The story unfolding as the BBC cameras went in last summer was sheer movie melodrama: glamorous guest ballerina held up by visa troubles from opening night of gargantuan production of Swan Lake in the Albert Hall. With 20-year-old boy wonder laid on for primetime discovery as her partner, collapse of PR plan. On steps the company’s resident leading ballerina, aged 38, dreading it. Disaster looms, as Deane witheringly lays into her limitations.
Watch a telling clip from the programme
“You have to look at it psychologically, because you can damage the person rather than build them if you’re not careful with them,” smiles Deane to the camera, and his frankness throughout, almost recklessness about how he came over, does imply that it’s a norm of some kind. Psychological care to you and me is a howitzer to the balls to Deane, a man who makes even the most ferocious of dance critics seem like amateurs. He bludgeons and criticises his doughty ballerina - pays her the worst insult after the general rehearsal of saying he isn’t going to bother to give her any corrections, there are so many he doesn’t know where to start.
He so clearly favours the young lad, looking him up and down like a prize young bullock, that the sheer heroism of the old heifer deserves medals from every country she’s danced with. She smiles, heartbreakingly, her face exquisitely lined and expressive. She’s 38, she says, she’s too old for this, her arabesque hurts these days, and the last thing she wants is a Swan Lake opening night when people have flown across the world to see a much more famous, younger ballerina on the arm of Deane's prize new exhibit. The last thing she wants is the stress of being compared.

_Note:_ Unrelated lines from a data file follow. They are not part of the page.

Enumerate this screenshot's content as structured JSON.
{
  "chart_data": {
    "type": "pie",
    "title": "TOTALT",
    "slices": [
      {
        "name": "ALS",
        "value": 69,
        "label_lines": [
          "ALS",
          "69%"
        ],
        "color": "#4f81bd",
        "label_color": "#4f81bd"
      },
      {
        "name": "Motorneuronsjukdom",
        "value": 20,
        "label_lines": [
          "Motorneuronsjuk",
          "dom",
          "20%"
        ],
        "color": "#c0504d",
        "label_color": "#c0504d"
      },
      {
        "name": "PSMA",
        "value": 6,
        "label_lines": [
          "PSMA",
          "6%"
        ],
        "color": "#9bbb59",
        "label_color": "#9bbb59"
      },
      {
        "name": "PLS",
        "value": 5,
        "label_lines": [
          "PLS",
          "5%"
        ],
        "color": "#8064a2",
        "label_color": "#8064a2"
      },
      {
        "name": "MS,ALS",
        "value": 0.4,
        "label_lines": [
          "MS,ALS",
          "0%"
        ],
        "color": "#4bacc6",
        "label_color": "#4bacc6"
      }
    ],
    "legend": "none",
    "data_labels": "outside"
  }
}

“After 20 years you think the critics will suddenly think I’m a star? I don’t think so,” she says, smiling tightly. In fact, one trick the film missed was to rub Deane’s nose hard and painfully in the critics’ reaction after that opening night, when we did all suddenly think elegant Daria seemed to have become something new and very exciting, in young Vadim's arms. It was referred to in passing, but the point wasn't quite made that either Daria had proved Deane's unpleasantness wrong, or - hmm - his unpleasant methods had a certain effectiveness.

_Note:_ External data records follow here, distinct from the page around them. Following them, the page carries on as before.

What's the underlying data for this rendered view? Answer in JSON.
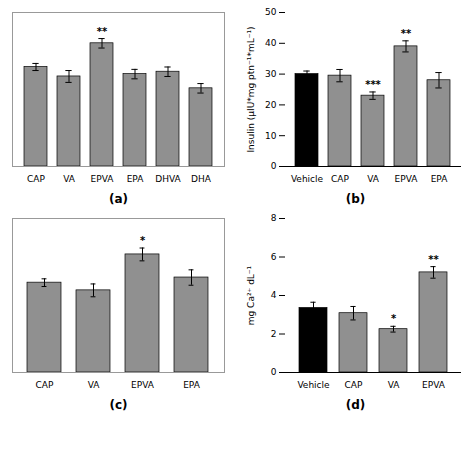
{
  "chart_data": [
    {
      "type": "bar",
      "title": "(a)",
      "categories": [
        "CAP",
        "VA",
        "EPVA",
        "EPA",
        "DHVA",
        "DHA"
      ],
      "values": [
        4.2,
        3.8,
        5.2,
        3.9,
        4.0,
        3.3
      ],
      "errors": [
        0.15,
        0.25,
        0.2,
        0.2,
        0.2,
        0.2
      ],
      "colors": [
        "#909090",
        "#909090",
        "#909090",
        "#909090",
        "#909090",
        "#909090"
      ],
      "annotations": [
        null,
        null,
        "**",
        null,
        null,
        null
      ],
      "ylim": [
        0,
        6.5
      ],
      "tick_labels": "x"
    },
    {
      "type": "bar",
      "title": "(b)",
      "categories": [
        "Vehicle",
        "CAP",
        "VA",
        "EPVA",
        "EPA"
      ],
      "values": [
        30,
        29.5,
        23,
        39,
        28
      ],
      "errors": [
        1.0,
        2.0,
        1.2,
        1.8,
        2.5
      ],
      "colors": [
        "#000000",
        "#909090",
        "#909090",
        "#909090",
        "#909090"
      ],
      "annotations": [
        null,
        null,
        "***",
        "**",
        null
      ],
      "ylabel": "Insulin (μIU*mg ptn⁻¹*mL⁻¹)",
      "ylim": [
        0,
        50
      ],
      "yticks": [
        0,
        10,
        20,
        30,
        40,
        50
      ]
    },
    {
      "type": "bar",
      "title": "(c)",
      "categories": [
        "CAP",
        "VA",
        "EPVA",
        "EPA"
      ],
      "values": [
        3.5,
        3.2,
        4.6,
        3.7
      ],
      "errors": [
        0.15,
        0.25,
        0.25,
        0.3
      ],
      "colors": [
        "#909090",
        "#909090",
        "#909090",
        "#909090"
      ],
      "annotations": [
        null,
        null,
        "*",
        null
      ],
      "ylim": [
        0,
        6.0
      ],
      "tick_labels": "x"
    },
    {
      "type": "bar",
      "title": "(d)",
      "categories": [
        "Vehicle",
        "CAP",
        "VA",
        "EPVA"
      ],
      "values": [
        3.35,
        3.08,
        2.25,
        5.2
      ],
      "errors": [
        0.3,
        0.35,
        0.15,
        0.3
      ],
      "colors": [
        "#000000",
        "#909090",
        "#909090",
        "#909090"
      ],
      "annotations": [
        null,
        null,
        "*",
        "**"
      ],
      "ylabel": "mg Ca²⁺ dL⁻¹",
      "ylim": [
        0,
        8
      ],
      "yticks": [
        0,
        2,
        4,
        6,
        8
      ]
    }
  ]
}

I remember Deane’s being admirably exacting when he was ENB’s artistic director, able to get remarkable performers emerging from shy, unformed material. There were flashes of his dramatic insights here. But it is more than 10 years on now, there has been bitter water under bridges since then, and this opening part of a three-part documentary, evidently aimed at winning supporters for ENB’s fight against possible big subsidy cuts, may well be more remembered for Deane’s bullying. While it would be easy to blame the film’s director Rob Farquhar and producer Alice Mayhall for this, they are serious documentary makers and there has long been a very thin line in balletmastering between teaching and browbeating. Vadim grins and agrees that his years of training in Minsk were largely a matter of being screamed at so that his ears hurt. Deane is something he's used to.

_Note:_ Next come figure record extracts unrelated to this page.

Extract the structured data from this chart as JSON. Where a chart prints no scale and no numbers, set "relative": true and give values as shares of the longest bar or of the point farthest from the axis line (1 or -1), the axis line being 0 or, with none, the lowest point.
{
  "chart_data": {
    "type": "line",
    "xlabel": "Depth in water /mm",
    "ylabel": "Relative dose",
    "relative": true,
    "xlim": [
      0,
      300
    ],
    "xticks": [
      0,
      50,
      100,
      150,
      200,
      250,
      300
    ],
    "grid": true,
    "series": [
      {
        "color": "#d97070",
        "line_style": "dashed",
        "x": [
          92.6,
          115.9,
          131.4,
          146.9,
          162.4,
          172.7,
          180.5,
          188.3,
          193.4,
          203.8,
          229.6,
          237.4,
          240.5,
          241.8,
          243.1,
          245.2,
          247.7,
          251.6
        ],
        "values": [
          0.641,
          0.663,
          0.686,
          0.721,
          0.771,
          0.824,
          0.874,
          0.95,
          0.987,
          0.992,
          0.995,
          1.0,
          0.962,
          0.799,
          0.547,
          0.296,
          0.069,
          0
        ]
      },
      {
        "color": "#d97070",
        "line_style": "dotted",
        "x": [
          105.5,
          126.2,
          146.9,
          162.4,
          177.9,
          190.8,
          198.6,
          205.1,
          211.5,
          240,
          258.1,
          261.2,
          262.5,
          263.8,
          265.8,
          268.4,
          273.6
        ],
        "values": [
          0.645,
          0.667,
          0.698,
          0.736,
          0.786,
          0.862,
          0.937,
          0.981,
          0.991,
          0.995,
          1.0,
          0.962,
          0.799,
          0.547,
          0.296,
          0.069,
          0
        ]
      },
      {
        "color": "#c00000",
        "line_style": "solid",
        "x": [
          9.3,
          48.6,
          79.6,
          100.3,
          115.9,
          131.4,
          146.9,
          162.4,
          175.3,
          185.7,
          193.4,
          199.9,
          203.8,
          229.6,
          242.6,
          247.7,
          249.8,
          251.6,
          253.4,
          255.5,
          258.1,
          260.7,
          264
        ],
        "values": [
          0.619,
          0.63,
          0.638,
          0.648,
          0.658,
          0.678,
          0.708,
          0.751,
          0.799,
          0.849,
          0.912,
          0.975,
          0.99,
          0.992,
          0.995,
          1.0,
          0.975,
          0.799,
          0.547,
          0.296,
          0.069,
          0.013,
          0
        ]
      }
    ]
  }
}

So you must decide which to take notice of: Deane’s callousness, or the ballerina's dauntlessness; the boy’s description of his abusive teacher, or his own evident preparedness to tackle stardom at the age of 20. Does the toughness of character needed in ballet only emerge via being harassed over and over? I wish the question had been asked, to get to the bottom of this persistent mystery - many ballet directors think bullying is unpardonable and creates thoughtless, joyless dancers. What dominated in the film was the seriousness, stress, even mindlessness of the company's work on this particular Swan Lake - yet Daria’s irrepressible smile, Vadim’s growing confidence, even an injured corps girl’s determination to dance through her severe knee injury, these all told of some other motivation not probed here.